SPENDING IS WAY TOO HIGH IN RICH DISTRICTS, and the system can’t be “fixed” until that spending comes DOWN…and hard.
The fact that Rondout spends nearly (or just over) $20k is an obscenity. Some argue that this is their “right” as a district. Perhaps, but there is a brewing “Equal Protection” issue. How can you have a fair education system with Rondout reaming taxpayers and North Chicago lagging based upon Property values? Some one ought to take Roundout to court and hit them with a “Windfall Profits Tax”. Ah, how just it would be to change the system using the left’s shopworn ideology.
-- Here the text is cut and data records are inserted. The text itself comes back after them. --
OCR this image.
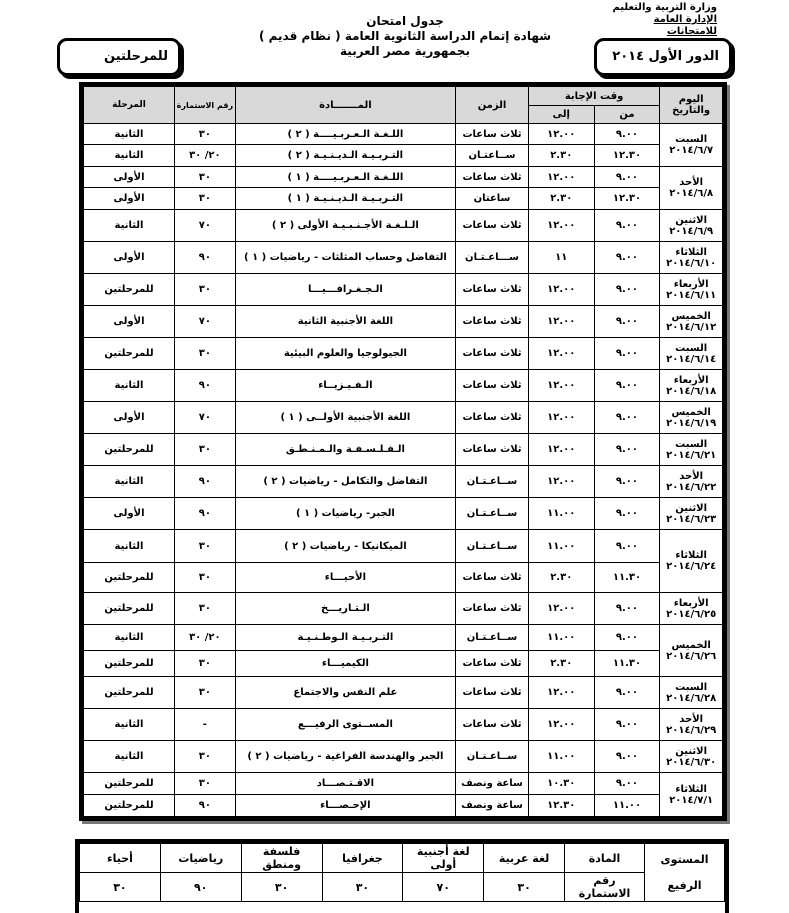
وزارة التربية والتعليم
الإدارة العامة للامتحانات
جدول امتحان
شهادة إتمام الدراسة الثانوية العامة ( نظام قديم )
بجمهورية مصر العربية	الدور الأول ٢٠١٤
للمرحلتين
اليوم والتاريخ	وقت الإجابة		الزمن	المـــــــادة	رقم الاستمارة	المرحلة
	من	إلى				

السبت
٢٠١٤/٦/٧	٩.٠٠	١٢.٠٠	ثلاث ساعات	اللـغـة الـعـربـيــــة ( ٢ )	٣٠	الثانية
	١٢.٣٠	٢.٣٠	ســاعتـان	التـربـيـة الـديـنـيـة ( ٢ )	٢٠/ ٣٠	الثانية

الأحد
٢٠١٤/٦/٨	٩.٠٠	١٢.٠٠	ثلاث ساعات	اللـغـة الـعـربـيــــة ( ١ )	٣٠	الأولى
	١٢.٣٠	٢.٣٠	ساعتان	التـربـيـة الـديـنـيـة ( ١ )	٣٠	الأولى

الاثنين
٢٠١٤/٦/٩	٩.٠٠	١٢.٠٠	ثلاث ساعات	الـلـغـة الأجـنـبـيـة الأولى ( ٢ )	٧٠	الثانية

الثلاثاء
٢٠١٤/٦/١٠	٩.٠٠	١١	ســـاعـتـان	التفاضل وحساب المثلثات - رياضيات ( ١ )	٩٠	الأولى

الأربعاء
٢٠١٤/٦/١١	٩.٠٠	١٢.٠٠	ثلاث ساعات	الـجـغـرافـــيـــا	٣٠	للمرحلتين

الخميس
٢٠١٤/٦/١٢	٩.٠٠	١٢.٠٠	ثلاث ساعات	اللغة الأجنبية الثانية	٧٠	الأولى

السبت
٢٠١٤/٦/١٤	٩.٠٠	١٢.٠٠	ثلاث ساعات	الجيولوجيا والعلوم البيئية	٣٠	للمرحلتين

الأربعاء
٢٠١٤/٦/١٨	٩.٠٠	١٢.٠٠	ثلاث ساعات	الـفـيـزيــاء	٩٠	الثانية

الخميس
٢٠١٤/٦/١٩	٩.٠٠	١٢.٠٠	ثلاث ساعات	اللغة الأجنبية الأولــى ( ١ )	٧٠	الأولى

السبت
٢٠١٤/٦/٢١	٩.٠٠	١٢.٠٠	ثلاث ساعات	الـفـلـسـفـة والـمـنـطـق	٣٠	للمرحلتين

الأحد
٢٠١٤/٦/٢٢	٩.٠٠	١٢.٠٠	ســاعـتـان	التفاضل والتكامل - رياضيات ( ٢ )	٩٠	الثانية

الاثنين
٢٠١٤/٦/٢٣	٩.٠٠	١١.٠٠	ســاعـتـان	الجبر- رياضيات ( ١ )	٩٠	الأولى

الثلاثاء
٢٠١٤/٦/٢٤	٩.٠٠	١١.٠٠	ســاعـتـان	الميكانيكا - رياضيات ( ٢ )	٣٠	الثانية
	١١.٣٠	٢.٣٠	ثلاث ساعات	الأحيـــاء	٣٠	للمرحلتين

الأربعاء
٢٠١٤/٦/٢٥	٩.٠٠	١٢.٠٠	ثلاث ساعات	الـتـاريـــخ	٣٠	للمرحلتين

الخميس
٢٠١٤/٦/٢٦	٩.٠٠	١١.٠٠	ســاعـتـان	التـربـيـة الـوطـنـيـة	٢٠/ ٣٠	الثانية
	١١.٣٠	٢.٣٠	ثلاث ساعات	الكيميـــاء	٣٠	للمرحلتين

السبت
٢٠١٤/٦/٢٨	٩.٠٠	١٢.٠٠	ثلاث ساعات	علم النفس والاجتماع	٣٠	للمرحلتين

الأحد
٢٠١٤/٦/٢٩	٩.٠٠	١٢.٠٠	ثلاث ساعات	المســتوى الرفيـــع	-	الثانية

الاثنين
٢٠١٤/٦/٣٠	٩.٠٠	١١.٠٠	ســاعـتـان	الجبر والهندسة الفراغية - رياضيات ( ٢ )	٣٠	الثانية

الثلاثاء
٢٠١٤/٧/١	٩.٠٠	١٠.٣٠	ساعة ونصف	الاقـتـصـــاد	٣٠	للمرحلتين
	١١.٠٠	١٢.٣٠	ساعة ونصف	الإحـصـــاء	٩٠	للمرحلتين
المستوى الرفيع	المادة	لغة عربية	لغة أجنبية أولى	جغرافيا	فلسفة ومنطق	رياضيات	أحياء
	رقم الاستمارة	٣٠	٧٠	٣٠	٣٠	٩٠	٣٠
Have the state vote to take away Rondout’s egregious taxation and spend it in North Chicago, and the doped white mice will vote to cut their taxes in a nanosecond.
Fantasies aside, the fact remains that we CAN’T tax and spend at Lake Forest or Rondout Levels across the state. We’d all go bankrupt unless we left the state. This is why the current system is unsustainable.
1. Pass 750 tax increases
2. Cut Education Property taxes to ZERO (a 60% cut for most IL citizens)
3. Abolish Districts, they educate NOTHING!
4. Make every school an Independent Charter
5. Give every Child in IL a EQUAL scholarship of about $7-8000 dollars.
The transition to such a system needs to be worked out, but when you look at all the problems and inequities of the current system, it is a far better system. The current one is beyond reform. Break it.
Thank you for the detailed notes allowing those of us unable to be present to get an idea of what went on.
Thanks Bruno. Every day I agree more and more with your plan. I see the educrats making a dash for Springfield to get more money since so many of their referendums fail. We need to get there in force to combat the deceptions and money grab. We need competition. It is the only way to force the educratic bureaucracy to actually teach our kids again instaed of just taking our money.